Thursday, December 6, 2007

Bestandsumweg... The Eagle Post Card and the Un-Becoming


Oppermann sent me a post card on the 21st of November. It arrived today with an image of an eagle from the Book of Kells. On its back it bore the following inscription addressed to "Dr. Ayres":

11/21/2007 I realize (6:50 p.) that I have written you not enough post-cards lately - that's probably because I have nothing to say. Right now I am simply enthralled by a novella of Tieck's - old-fashioned self-conscious Romantic story telling but refusing to let that become a Bestand. - Note the eagle looking rather sad and forlorn here - he might need shelter from the storm. I was listening to Shostakovich - now I'm listening to Bach (Musikalisches Opfer) which is a calmative. Did I tell you about the dream in which i was overcome by a black dog (depression)?

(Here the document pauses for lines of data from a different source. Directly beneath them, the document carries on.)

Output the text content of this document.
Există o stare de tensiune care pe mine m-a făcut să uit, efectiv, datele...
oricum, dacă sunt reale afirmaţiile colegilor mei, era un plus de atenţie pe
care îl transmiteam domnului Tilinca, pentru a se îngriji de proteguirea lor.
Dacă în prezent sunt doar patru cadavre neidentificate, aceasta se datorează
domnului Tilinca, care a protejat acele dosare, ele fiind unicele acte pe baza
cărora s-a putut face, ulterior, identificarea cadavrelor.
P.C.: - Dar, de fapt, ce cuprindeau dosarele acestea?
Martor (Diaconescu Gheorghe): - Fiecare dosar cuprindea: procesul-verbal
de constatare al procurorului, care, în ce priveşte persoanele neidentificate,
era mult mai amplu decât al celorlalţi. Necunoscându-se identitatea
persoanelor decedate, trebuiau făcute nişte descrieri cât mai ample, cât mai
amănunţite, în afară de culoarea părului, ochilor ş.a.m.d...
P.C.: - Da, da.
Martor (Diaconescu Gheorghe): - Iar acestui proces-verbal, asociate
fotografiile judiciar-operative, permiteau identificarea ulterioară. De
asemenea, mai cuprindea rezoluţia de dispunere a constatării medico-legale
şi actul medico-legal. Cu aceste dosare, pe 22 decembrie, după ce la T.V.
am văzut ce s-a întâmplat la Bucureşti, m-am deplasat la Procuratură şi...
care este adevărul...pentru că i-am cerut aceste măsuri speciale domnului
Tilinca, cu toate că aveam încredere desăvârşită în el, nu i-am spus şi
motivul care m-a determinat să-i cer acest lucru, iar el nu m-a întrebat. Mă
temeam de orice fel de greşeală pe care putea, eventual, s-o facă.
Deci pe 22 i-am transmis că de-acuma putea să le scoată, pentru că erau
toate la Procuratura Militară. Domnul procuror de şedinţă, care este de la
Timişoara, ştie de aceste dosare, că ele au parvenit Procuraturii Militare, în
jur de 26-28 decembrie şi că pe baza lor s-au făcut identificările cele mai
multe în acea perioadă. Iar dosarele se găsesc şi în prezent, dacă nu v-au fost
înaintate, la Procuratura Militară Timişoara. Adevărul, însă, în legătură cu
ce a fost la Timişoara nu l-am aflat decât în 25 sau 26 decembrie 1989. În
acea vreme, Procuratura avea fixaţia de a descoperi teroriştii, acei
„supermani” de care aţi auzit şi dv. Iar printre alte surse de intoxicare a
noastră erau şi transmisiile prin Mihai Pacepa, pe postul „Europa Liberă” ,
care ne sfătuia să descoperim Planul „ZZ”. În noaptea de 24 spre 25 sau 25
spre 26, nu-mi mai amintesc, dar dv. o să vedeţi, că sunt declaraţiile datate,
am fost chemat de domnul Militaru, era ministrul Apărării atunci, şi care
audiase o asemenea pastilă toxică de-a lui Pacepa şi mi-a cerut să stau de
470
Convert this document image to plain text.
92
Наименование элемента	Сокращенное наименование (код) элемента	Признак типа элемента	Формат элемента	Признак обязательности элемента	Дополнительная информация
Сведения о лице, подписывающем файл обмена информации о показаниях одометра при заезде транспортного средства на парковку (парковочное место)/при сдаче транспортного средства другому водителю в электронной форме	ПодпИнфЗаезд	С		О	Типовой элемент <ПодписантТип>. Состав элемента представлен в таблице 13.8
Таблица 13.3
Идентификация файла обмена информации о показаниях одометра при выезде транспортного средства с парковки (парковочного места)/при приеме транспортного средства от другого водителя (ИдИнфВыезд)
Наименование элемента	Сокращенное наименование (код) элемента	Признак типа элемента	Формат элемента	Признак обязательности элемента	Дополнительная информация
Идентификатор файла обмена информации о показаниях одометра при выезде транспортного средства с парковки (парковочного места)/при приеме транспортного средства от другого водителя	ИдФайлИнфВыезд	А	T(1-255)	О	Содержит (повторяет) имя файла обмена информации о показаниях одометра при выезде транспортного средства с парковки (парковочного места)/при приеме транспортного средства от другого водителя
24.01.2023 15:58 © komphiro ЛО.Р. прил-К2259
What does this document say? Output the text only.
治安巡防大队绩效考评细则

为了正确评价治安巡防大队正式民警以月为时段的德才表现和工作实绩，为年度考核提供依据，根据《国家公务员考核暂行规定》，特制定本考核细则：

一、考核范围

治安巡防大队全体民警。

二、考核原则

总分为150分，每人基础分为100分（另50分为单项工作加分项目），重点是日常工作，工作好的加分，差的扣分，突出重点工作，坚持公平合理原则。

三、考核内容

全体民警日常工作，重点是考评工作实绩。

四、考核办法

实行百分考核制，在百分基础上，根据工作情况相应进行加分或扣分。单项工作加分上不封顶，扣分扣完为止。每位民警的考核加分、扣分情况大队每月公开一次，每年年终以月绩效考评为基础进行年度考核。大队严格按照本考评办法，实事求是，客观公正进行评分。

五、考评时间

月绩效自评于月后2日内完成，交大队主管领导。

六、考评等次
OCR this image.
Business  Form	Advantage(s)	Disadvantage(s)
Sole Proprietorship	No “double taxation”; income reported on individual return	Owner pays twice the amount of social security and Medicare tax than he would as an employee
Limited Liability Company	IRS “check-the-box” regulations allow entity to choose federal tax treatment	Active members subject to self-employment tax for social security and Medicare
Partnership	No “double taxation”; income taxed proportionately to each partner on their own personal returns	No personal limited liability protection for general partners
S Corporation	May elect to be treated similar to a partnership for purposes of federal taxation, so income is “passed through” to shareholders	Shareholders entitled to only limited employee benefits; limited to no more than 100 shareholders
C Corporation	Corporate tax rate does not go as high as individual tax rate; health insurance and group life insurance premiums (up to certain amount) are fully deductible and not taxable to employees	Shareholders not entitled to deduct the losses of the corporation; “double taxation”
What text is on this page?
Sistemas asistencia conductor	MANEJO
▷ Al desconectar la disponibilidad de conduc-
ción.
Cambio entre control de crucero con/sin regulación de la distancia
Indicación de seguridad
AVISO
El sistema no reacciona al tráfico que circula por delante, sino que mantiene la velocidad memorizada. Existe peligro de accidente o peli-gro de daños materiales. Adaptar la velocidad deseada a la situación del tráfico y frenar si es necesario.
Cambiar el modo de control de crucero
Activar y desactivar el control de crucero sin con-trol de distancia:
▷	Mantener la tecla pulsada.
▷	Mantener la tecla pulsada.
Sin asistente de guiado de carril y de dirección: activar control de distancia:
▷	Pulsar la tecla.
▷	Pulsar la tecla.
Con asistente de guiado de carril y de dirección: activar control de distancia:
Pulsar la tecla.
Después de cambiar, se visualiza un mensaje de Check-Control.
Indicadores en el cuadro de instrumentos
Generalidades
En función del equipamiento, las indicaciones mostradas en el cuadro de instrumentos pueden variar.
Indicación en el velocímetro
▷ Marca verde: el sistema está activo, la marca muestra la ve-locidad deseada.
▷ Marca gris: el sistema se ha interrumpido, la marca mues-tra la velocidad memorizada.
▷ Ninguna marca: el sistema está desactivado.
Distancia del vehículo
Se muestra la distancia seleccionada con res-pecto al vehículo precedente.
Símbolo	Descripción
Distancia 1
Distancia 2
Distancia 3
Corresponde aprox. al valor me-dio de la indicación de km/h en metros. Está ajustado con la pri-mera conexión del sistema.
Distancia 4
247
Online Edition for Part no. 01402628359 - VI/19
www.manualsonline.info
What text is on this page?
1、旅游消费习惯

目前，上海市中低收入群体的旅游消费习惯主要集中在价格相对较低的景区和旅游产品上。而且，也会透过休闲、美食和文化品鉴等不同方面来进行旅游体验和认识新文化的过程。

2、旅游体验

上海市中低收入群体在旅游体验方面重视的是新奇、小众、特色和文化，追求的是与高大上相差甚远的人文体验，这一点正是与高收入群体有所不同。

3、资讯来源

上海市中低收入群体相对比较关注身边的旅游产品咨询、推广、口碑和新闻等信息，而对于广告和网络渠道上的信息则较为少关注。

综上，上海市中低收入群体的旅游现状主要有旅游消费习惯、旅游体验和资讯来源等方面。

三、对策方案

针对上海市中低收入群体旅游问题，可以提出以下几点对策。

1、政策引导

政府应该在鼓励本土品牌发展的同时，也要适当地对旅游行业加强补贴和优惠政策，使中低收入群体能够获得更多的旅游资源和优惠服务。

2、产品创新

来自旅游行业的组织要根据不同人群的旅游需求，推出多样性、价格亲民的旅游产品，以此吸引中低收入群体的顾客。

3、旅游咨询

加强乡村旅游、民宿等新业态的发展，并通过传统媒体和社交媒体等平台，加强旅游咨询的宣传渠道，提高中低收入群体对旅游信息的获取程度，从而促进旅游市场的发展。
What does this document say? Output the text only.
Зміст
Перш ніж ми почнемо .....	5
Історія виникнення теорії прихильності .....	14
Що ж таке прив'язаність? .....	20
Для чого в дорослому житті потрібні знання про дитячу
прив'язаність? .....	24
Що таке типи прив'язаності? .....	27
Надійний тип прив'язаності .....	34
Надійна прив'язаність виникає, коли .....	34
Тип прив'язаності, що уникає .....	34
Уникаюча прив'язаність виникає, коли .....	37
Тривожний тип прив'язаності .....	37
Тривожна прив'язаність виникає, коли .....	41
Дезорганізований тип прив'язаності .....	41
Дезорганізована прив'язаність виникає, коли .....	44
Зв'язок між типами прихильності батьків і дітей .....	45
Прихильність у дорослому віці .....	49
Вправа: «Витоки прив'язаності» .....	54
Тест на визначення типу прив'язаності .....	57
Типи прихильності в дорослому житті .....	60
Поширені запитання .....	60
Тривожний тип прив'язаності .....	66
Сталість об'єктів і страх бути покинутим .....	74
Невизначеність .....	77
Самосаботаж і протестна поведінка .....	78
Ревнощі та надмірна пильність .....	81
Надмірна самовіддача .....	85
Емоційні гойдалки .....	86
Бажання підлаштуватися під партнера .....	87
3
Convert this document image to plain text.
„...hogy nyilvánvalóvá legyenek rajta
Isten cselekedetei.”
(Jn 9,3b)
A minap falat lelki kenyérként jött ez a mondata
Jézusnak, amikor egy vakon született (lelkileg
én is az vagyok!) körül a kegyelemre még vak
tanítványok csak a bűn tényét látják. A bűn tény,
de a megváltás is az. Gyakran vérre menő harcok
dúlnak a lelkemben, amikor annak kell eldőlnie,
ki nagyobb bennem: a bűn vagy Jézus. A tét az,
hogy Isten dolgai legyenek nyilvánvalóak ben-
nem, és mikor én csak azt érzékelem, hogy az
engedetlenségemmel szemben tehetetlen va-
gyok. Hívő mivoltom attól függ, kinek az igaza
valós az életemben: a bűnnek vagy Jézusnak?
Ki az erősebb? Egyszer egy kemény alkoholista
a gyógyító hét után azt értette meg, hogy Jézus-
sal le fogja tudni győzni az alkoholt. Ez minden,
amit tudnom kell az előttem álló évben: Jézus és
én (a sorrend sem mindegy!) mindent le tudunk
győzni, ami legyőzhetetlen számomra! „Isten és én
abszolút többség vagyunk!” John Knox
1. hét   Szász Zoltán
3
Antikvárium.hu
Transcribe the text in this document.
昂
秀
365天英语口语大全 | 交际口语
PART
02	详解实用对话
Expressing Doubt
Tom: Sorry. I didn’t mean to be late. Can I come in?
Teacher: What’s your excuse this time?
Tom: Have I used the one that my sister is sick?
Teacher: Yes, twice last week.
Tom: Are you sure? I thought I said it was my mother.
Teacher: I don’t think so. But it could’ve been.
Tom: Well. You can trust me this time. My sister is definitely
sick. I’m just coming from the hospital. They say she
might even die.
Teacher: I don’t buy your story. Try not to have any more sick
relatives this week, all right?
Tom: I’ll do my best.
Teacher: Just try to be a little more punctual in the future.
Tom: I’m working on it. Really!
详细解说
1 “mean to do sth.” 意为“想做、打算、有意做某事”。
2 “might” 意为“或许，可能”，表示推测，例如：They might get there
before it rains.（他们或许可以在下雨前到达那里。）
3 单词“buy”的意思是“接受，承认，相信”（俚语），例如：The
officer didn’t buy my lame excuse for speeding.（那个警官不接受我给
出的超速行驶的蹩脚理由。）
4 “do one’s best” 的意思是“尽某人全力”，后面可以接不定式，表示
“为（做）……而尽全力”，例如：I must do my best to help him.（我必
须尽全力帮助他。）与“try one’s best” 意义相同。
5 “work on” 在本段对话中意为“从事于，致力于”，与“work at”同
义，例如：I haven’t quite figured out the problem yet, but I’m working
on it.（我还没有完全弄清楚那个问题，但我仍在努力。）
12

It is sent from Seattle and it is in Jan's (Oppermann's) particular hand-writing although he did not sign it. I remember Derrida (the reading of whom Oppermann regards as a kind of "chewing gum" ... more on this later) commented on the date of a post card as being another sort of signature or counter-signature. I suppose that any given date written in English could only belong to the hand of a given English speaking person who could send a post-card from Seattle on the 21st of November. So this eliminates a number of individuals from the list. There could be a whole host of improbable scenarios: possible arrangements of atomic structures by apparent happenstance that appear in the semblance of one of Oppermann's hundreds or thousands of post-cards that have descended upon me in recent days and years.

I have been recently in the mood to write Oppermann less post cards-- or not to write him any post cards at all... not in the last couple of months. In a sense this leaves me horribly remiss in terms of writing post cards. I am hoping that this web-log is some small restitution for the dearth of my having anything to say in post-cards... which seemed to delight and enchant Oppermann so much. The problem has become that of simply writing more and more post-cards, such that the value of words becomes exhausted in a given form.

I can hope that by transcribing the words of Oppermann from the Bestandsaufnahme of a post-card to the Bestandsumweg of a web log that there will be some possible chance of a deeper reading. It was just a given post card-- an arbitrary post-card if one can count on anything as arbitrary and not subject to the greater whims and hades-driven laws of chance and fate.

In this fated post-card I read about Oppermann and the black dog. I think that Oppermann would benefit from re-visiting Led Zeppelin, but this, of course, he speaks of as too adolescent and utterly futile, and this leaves me in a sense sad as well. Oppermann has not evented the possibility of speaking to a mother thus: "Hey-hey Mama like the way you move!" Perhaps it is unbecoming ...but that is the point. There is a place where we all go down and visit our own unbecoming "nature" at one point or another, and without this unbecoming nature we become insufferable and intolerant, brittle in our own right. I still love my friend Jan both despite and because of his brittleness, which is his depression: his resistance to his own "un-becoming."

What is un-becoming? Is it merely the obscene? Is it the opposition somehow discovered, a distortion of a turning (Die Kehre) within the Heraclitean (as Oppermann likes to pun in a most adolescent and almost Zeppelin driven manner, "Heraclitean") flux? "A simple twist of the fate..." for the flux?

In terms of our illusions, our wan and wanton adolescence I spent some time negotiating one of my favorite Heraclitean phrases, shared often with Oppermann:

Physis Kryptesthai Philei

This must be lined up in comparison with the shibboleth of a struggling stage magician:

"Illusion reveals what reality conceals."

We will call this "Notes on the bitterness of the ongoing concealment," at least insofar as Oppermann goes. What I can say is that while Oppermann seems to refuse any consolation from the unbecoming embrace of any slimy and slick black dog, and there is plenty of need for the scoundrel dogs in this universe to somehow keep the engine from becoming too perfect and too smoothe, while he may not be able to wrestle with this black dog, like a dog himself he still seeks "shelter from the storm," (an easy allusion to Bob Dylan in faded black) and like a black dog with an ungainly erection and the smell of bad canine flatulence he seeks this concealment of the importunate aspects of his existence lest they overwhelm his soul.

Lust then, for the eagle, the soaring predatory spirit, "bird of prey" or was that "bird of pray?"(in Jim Morrison's words), or perhaps, like Zarathustra, Oppermann with forsake his eagle and snake, and go down once again, into the unbecoming nature of his own human mortality: perhaps insofar as he like Zarathustra is a lover of all things that seek in themselves, and in him, their own "un-becoming."